Pope Benedict spoke especially about wounds to the unity of the Church and about divisions within the Church. Sadly there are many who claim to be serving the Church and the unity of the Church and yet damage the unity of the Church, not so much through teaching false doctrine, but through a self-centred life-style. At this particular historical moment in the life of the Church, as we pray for the one who is to become successor of Peter after Pope Benedict, all of us should make this a moment to foster a more intense and evident ecclesial communion, overcoming individualism and rivalry and disunity. The Church needs renewal, but if our discussions on renewal are reduced to disagreements and inner-Church bickering, in no way do we render the Church more attractive to those who look at us from the outside.

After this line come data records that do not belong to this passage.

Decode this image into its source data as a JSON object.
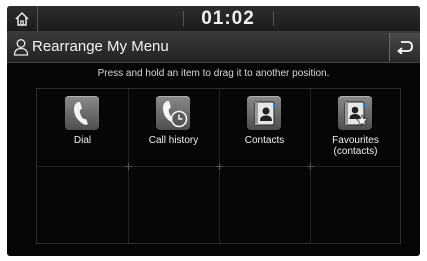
{
  "status_bar": {
    "clock": "01:02"
  },
  "header": {
    "title": "Rearrange My Menu"
  },
  "instruction": "Press and hold an item to drag it to another position.",
  "menu_items": [
    {
      "label": "Dial",
      "icon": "phone-icon"
    },
    {
      "label": "Call history",
      "icon": "call-history-icon"
    },
    {
      "label": "Contacts",
      "icon": "contacts-icon"
    },
    {
      "label_line1": "Favourites",
      "label_line2": "(contacts)",
      "icon": "favourite-contacts-icon"
    }
  ],
  "colors": {
    "background": "#060606",
    "text": "#f0f0f0",
    "bar": "#2e2e2e"
  }
}
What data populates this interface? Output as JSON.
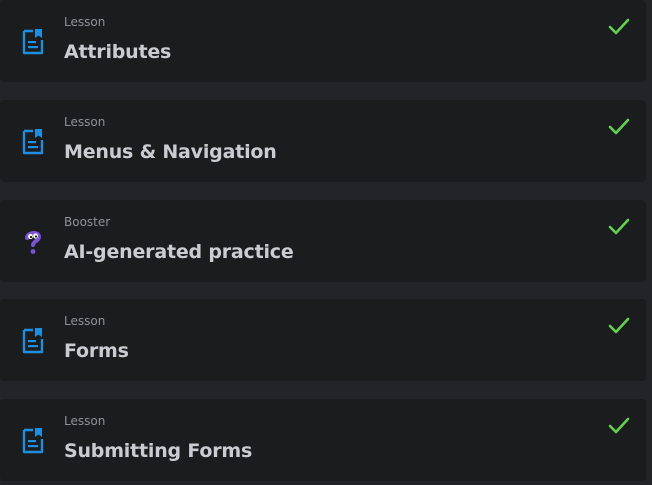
{
  "items": [
    {
      "kind": "Lesson",
      "title": "Attributes",
      "icon": "lesson-document-icon",
      "completed": true
    },
    {
      "kind": "Lesson",
      "title": "Menus & Navigation",
      "icon": "lesson-document-icon",
      "completed": true
    },
    {
      "kind": "Booster",
      "title": "AI-generated practice",
      "icon": "booster-question-icon",
      "completed": true
    },
    {
      "kind": "Lesson",
      "title": "Forms",
      "icon": "lesson-document-icon",
      "completed": true
    },
    {
      "kind": "Lesson",
      "title": "Submitting Forms",
      "icon": "lesson-document-icon",
      "completed": true
    }
  ],
  "colors": {
    "page_background": "#232427",
    "card_background": "#1b1c1e",
    "lesson_icon": "#1e8fe0",
    "booster_icon": "#7a52d6",
    "check": "#62d24e",
    "title_text": "#c9ccd1",
    "kind_text": "#8f9197"
  }
}
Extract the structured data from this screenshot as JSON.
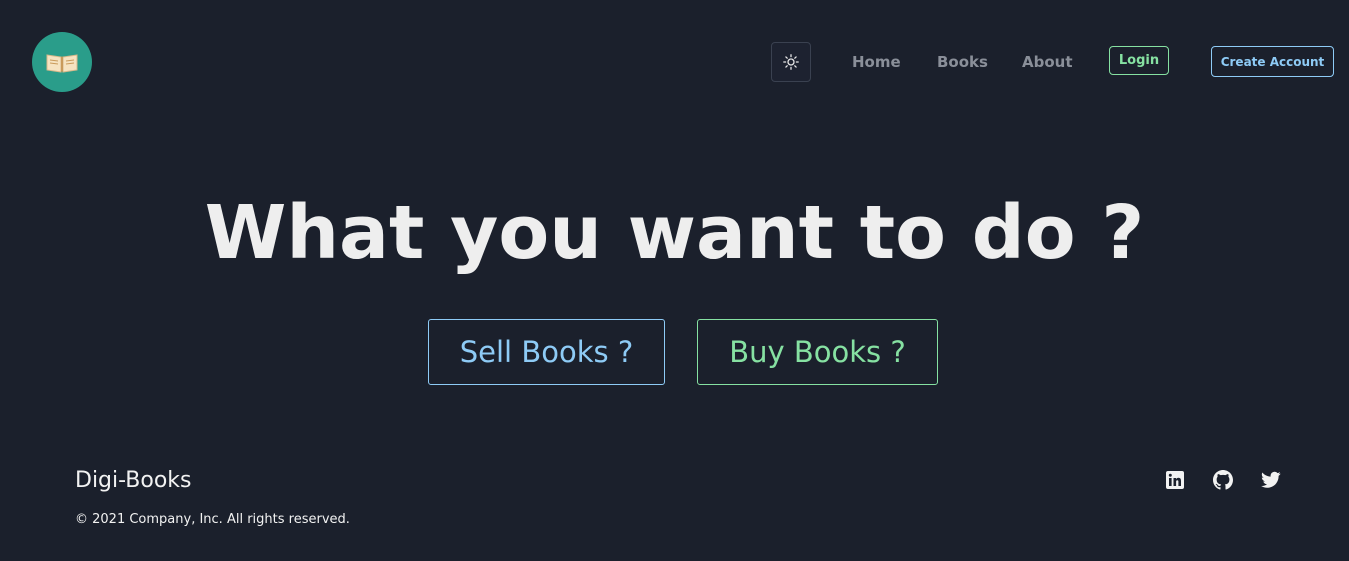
{
  "header": {
    "logo_icon": "open-book-icon",
    "theme_toggle_icon": "sun-icon",
    "nav": [
      {
        "label": "Home"
      },
      {
        "label": "Books"
      },
      {
        "label": "About"
      }
    ],
    "login_label": "Login",
    "create_account_label": "Create Account"
  },
  "hero": {
    "title": "What you want to do ?",
    "sell_label": "Sell Books ?",
    "buy_label": "Buy Books ?"
  },
  "footer": {
    "brand": "Digi-Books",
    "copyright": "© 2021 Company, Inc. All rights reserved.",
    "social": [
      "linkedin-icon",
      "github-icon",
      "twitter-icon"
    ]
  },
  "colors": {
    "background": "#1b202c",
    "accent_blue": "#8ecbf6",
    "accent_green": "#86e1a2",
    "logo_bg": "#2a9d8a",
    "text_primary": "#eeeeee",
    "nav_text": "#8a8f99"
  }
}
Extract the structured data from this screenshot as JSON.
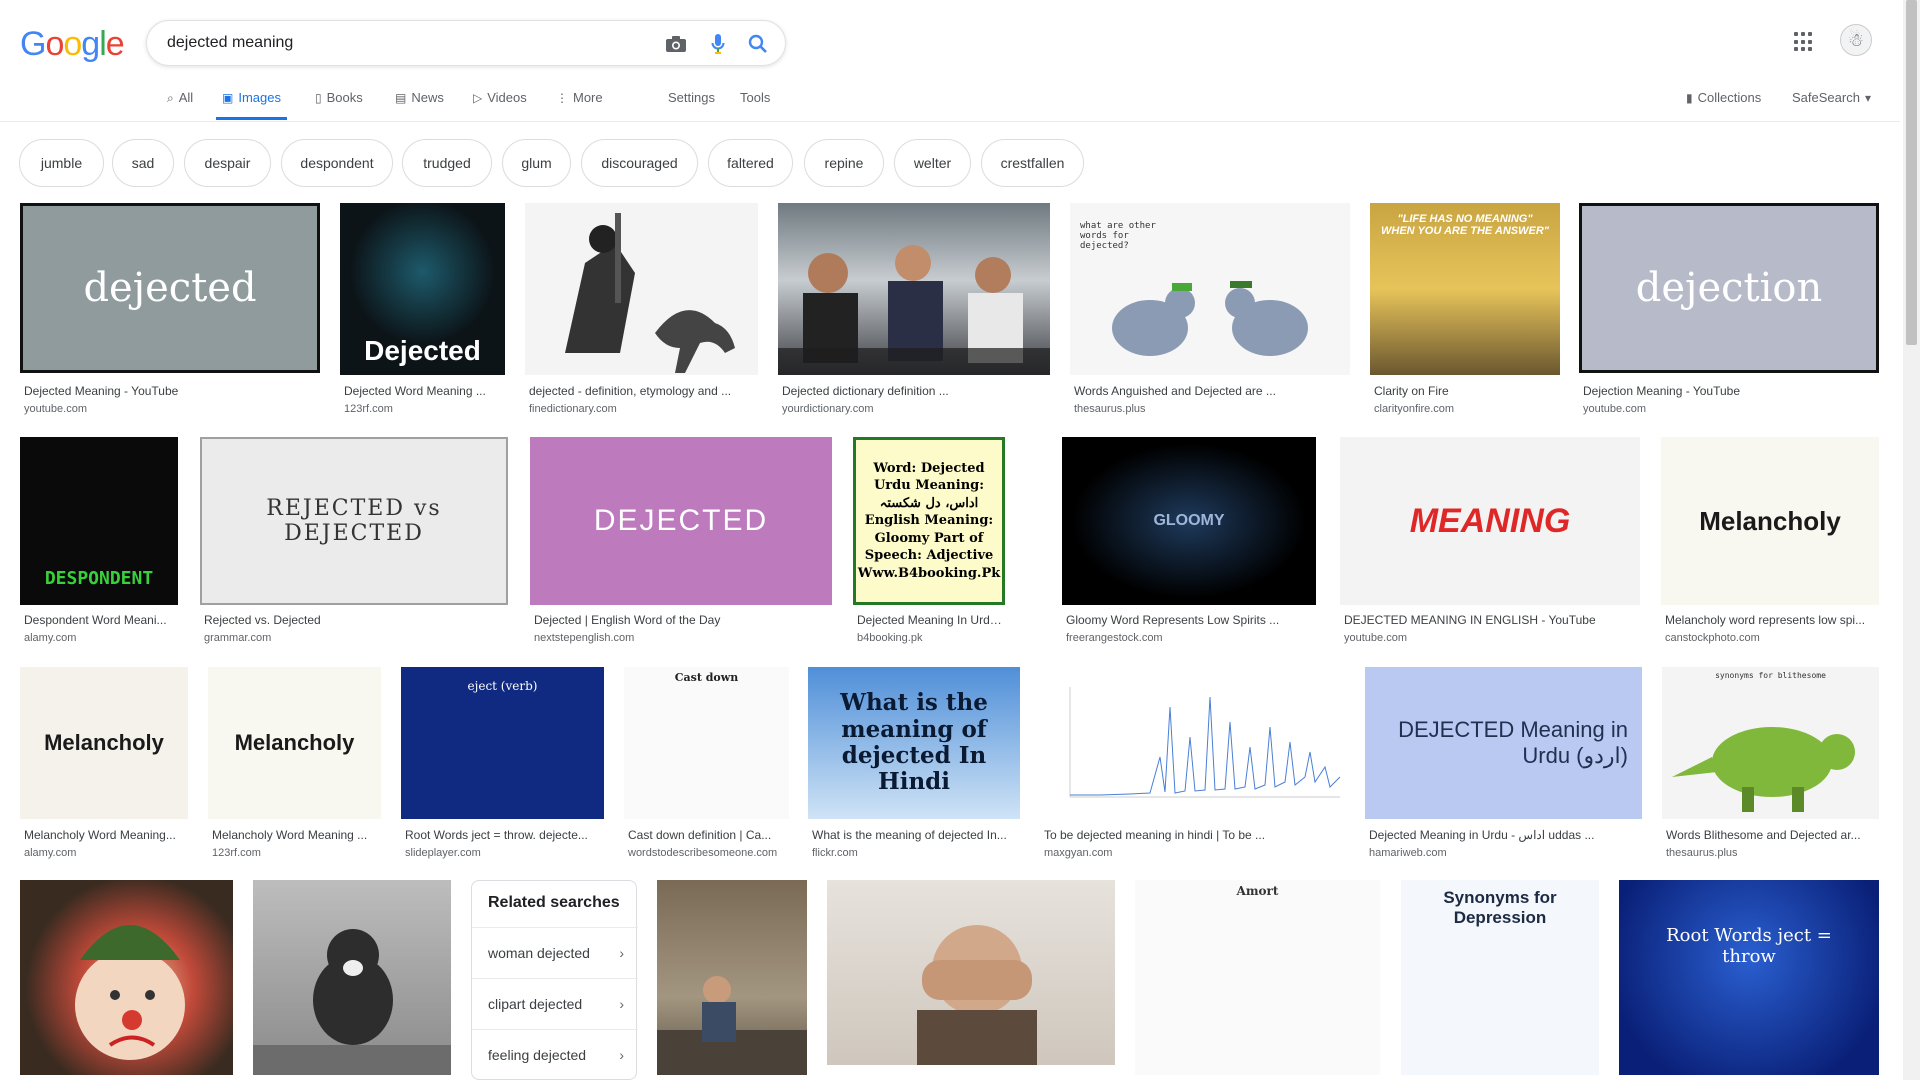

The opening prayer of our Mass reminded us that in a mysterious way the call to ministry is a call from God himself. It is the Lord who has chosen you for the office of Deacon. The Lord calls and the Lord sustains. Colm, Luuk and Matthew, if you faithfully and selflessly follow your calling the Lord will be with you revving your spirits just as we heard in the first reading: giving you relief, giving strength to your bones; making your ministry fruitful like a well-watered garden. In that way your ministry will bring renewal to others as you become in the world a “breach-mender” and a “restorer of ruined houses”, as the Old Testament reading notes.
Your fidelity to your mission will bring you personal renewal but will also bring renewal to the Church of Jesus Christ today just as with the institution of the early Jerusalem deacons “the word of the Lord continued to spread and the number of the disciples greatly increased”. May the Lord bless your ministry of the word, at the altar and of service, and make you, as we heard in the opening prayer: “effective in action, gentle in ministry and constant in prayer.